”Unità? Anche il calcio fa la sua parte”

”Unità? Anche il calcio fa la sua parte”

di Valentino Della Casa

Il nostro viaggio per l’Italia continua, e si sposta al centro, precisamente ad Ancona, quando, il 18 Gennaio 1951 nasceva una delle più importanti figure granata di tutti i tempi. Renato Zaccarelli ha fatto la storia del Toro, sia come giocatore, sia come dirigente, sia addirittura come allenatore.  E di calcio parla sempre molto volentieri, ricordando quei valori che, anche…

di Valentino Della Casa

Il nostro viaggio per l’Italia continua, e si sposta al centro, precisamente ad Ancona, quando, il 18 Gennaio 1951 nasceva una delle più importanti figure granata di tutti i tempi. Renato Zaccarelli ha fatto la storia del Toro, sia come giocatore, sia come dirigente, sia addirittura come allenatore.  E di calcio parla sempre molto volentieri, ricordando quei valori che, anche proprio nel mondo del pallone, hanno unito l’Italia.

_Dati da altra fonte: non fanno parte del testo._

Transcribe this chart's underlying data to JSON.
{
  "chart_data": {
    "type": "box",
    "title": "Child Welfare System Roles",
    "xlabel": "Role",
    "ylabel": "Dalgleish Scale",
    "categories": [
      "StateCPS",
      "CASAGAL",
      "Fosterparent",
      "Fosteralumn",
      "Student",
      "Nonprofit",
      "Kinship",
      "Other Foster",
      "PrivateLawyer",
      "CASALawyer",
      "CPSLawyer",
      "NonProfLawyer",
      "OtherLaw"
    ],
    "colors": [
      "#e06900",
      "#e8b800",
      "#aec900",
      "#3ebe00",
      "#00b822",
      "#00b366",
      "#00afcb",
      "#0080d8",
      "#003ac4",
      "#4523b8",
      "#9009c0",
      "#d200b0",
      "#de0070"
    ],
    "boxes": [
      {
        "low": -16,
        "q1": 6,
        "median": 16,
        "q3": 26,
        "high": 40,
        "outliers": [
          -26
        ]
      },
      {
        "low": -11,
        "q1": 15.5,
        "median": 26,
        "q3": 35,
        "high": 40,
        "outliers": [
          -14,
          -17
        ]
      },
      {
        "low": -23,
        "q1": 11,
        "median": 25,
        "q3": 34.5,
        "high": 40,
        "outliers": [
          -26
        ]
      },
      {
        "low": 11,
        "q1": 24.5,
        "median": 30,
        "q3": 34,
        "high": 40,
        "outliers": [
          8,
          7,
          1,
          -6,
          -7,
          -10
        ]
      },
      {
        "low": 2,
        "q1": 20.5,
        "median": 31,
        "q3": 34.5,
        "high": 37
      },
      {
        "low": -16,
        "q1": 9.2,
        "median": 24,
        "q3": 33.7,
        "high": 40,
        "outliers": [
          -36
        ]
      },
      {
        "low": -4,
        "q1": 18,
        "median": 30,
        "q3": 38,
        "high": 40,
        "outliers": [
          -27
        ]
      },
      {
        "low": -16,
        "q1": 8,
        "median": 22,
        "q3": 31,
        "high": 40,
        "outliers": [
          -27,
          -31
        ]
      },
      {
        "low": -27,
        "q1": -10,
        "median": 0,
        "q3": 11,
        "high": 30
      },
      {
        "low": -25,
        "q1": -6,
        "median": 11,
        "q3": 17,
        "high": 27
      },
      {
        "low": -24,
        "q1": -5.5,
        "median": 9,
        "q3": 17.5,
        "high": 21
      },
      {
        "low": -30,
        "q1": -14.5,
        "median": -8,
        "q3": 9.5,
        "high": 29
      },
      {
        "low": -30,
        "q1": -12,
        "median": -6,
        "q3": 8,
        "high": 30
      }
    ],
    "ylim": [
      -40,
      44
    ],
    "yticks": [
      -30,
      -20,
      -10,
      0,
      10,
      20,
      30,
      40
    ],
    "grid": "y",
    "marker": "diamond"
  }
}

Buon giorno, signor Zaccarelli. L’Italia è unita, il calcio ne ha tanto bisogno, insomma, l’unità prima di tutto.
Proprio così, io direi che deve essere alla base di ogni qualsiasi discorso, calcistico e non. Pensiamo all’unità di un gruppo, all’unità di uno spogliatoio: quanto può essere proficua per centrare risultati importanti che possono essere sia lo Scudetto, sia una salvezza. Oggi festeggiamo l’Unità d’Italia, una cosa di cui essere orgogliosi.

Ma rivedendo un po’ la storia d’Italia, possiamo dire che, seppure parzialmente, anche il calcio ha contribuito a trovare l’unità reale, e non solo sulla carta?
Beh, se parliamo a livello di giovanili e non tanto professionistico (dove entrano in gioco molti altri fattori) io direi proprio di sì. Alla fine, insomma, facevamo gruppo per giocare, per divertirci. Cosa ci importava se un ragazzo era del Nord, del Centro come me, o del Sud? Il nostro obiettivo era stare bene insieme, per poter giocare al pallone. Mi ripeterò, ma questo secondo me è proprio un bel segnale di unità, che va ben oltre facili barriere. E la Nazionale ci dimostra proprio quello, quanto è bello tifare per gli azzurri e vederli trionfare: ci da orgoglio, ci fa sentire tutti della stessa squadra, della stessa Nazione.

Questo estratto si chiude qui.